Suddenly he launched himself in a running dive through the air, knocking Jack off the path toward the Wonderland statue. His head bounced off the cap of the Caterpillar's mushroom, and all the breath was driven from his lungs. Jack fell to the ground, gasping, head swimming from hitting solid bronze.
The howling creature charging out of the nights thin air had barely missed him, thanks to Ethan's shove.
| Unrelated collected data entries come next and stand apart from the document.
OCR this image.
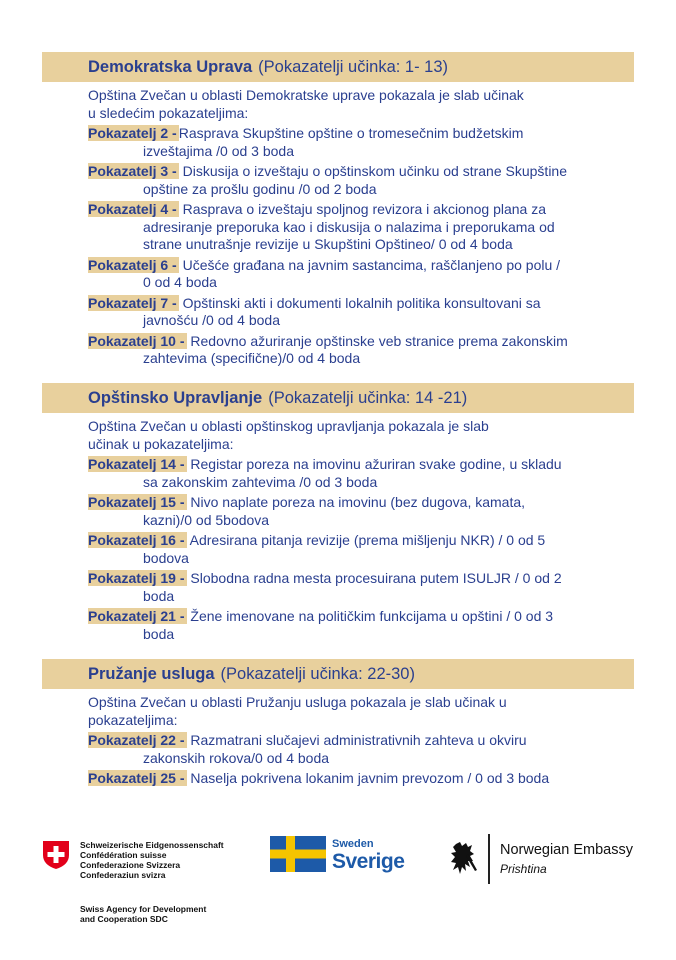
Demokratska Uprava (Pokazatelji učinka: 1- 13)
Opština Zvečan u oblasti Demokratske uprave pokazala je slab učinak
u sledećim pokazateljima:
Pokazatelj 2 - Rasprava Skupštine opštine o tromesečnim budžetskim
izveštajima /0 od 3 boda
Pokazatelj 3 - Diskusija o izveštaju o opštinskom učinku od strane Skupštine
opštine za prošlu godinu /0 od 2 boda
Pokazatelj 4 - Rasprava o izveštaju spoljnog revizora i akcionog plana za
adresiranje preporuka kao i diskusija o nalazima i preporukama od
strane unutrašnje revizije u Skupštini Opštineo/ 0 od 4 boda
Pokazatelj 6 - Učešće građana na javnim sastancima, raščlanjeno po polu /
0 od 4 boda
Pokazatelj 7 - Opštinski akti i dokumenti lokalnih politika konsultovani sa
javnošću /0 od 4 boda
Pokazatelj 10 - Redovno ažuriranje opštinske veb stranice prema zakonskim
zahtevima (specifične)/0 od 4 boda
Opštinsko Upravljanje (Pokazatelji učinka: 14 -21)
Opština Zvečan u oblasti opštinskog upravljanja pokazala je slab
učinak u pokazateljima:
Pokazatelj 14 - Registar poreza na imovinu ažuriran svake godine, u skladu
sa zakonskim zahtevima /0 od 3 boda
Pokazatelj 15 - Nivo naplate poreza na imovinu (bez dugova, kamata,
kazni)/0 od 5bodova
Pokazatelj 16 - Adresirana pitanja revizije (prema mišljenju NKR) / 0 od 5
bodova
Pokazatelj 19 - Slobodna radna mesta procesuirana putem ISULJR / 0 od 2
boda
Pokazatelj 21 - Žene imenovane na političkim funkcijama u opštini / 0 od 3
boda
Pružanje usluga (Pokazatelji učinka: 22-30)
Opština Zvečan u oblasti Pružanju usluga pokazala je slab učinak u
pokazateljima:
Pokazatelj 22 - Razmatrani slučajevi administrativnih zahteva u okviru
zakonskih rokova/0 od 4 boda
Pokazatelj 25 - Naselja pokrivena lokanim javnim prevozom / 0 od 3 boda
Schweizerische Eidgenossenschaft
Confédération suisse
Confederazione Svizzera
Confederaziun svizra
Swiss Agency for Development
and Cooperation SDC
Sweden
Sverige	Norwegian Embassy
Prishtina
The enormous thing spun around with an agility that belied its size and sprang at Ethan, slamming him to the earth about ten feet away from Jack with such force that he was sure Ethan's spine must be broken.
Ethan lay on the gravel path, unmoving, as the rabid thing swung its buffalo-sized head in Jack's direction, fastening red eyes upon him. Its slavering jaws opened impossibly wide.
Jack stared in utter disbelief at its huge, hairy paws. They didn't seem to be touching the ground. . . .
Through a fog of paralyzing terror, Jack heard Ethan shout something that sounded like, "Turn, hell-hound!"
He thought to himself, That's the wrong play. . . .
That's from Macbeth, not Midsummer . . .
I'm in the wrong play. . . .
As the beast lunged at him, the dull ache in his head suddenly flared into blinding agony.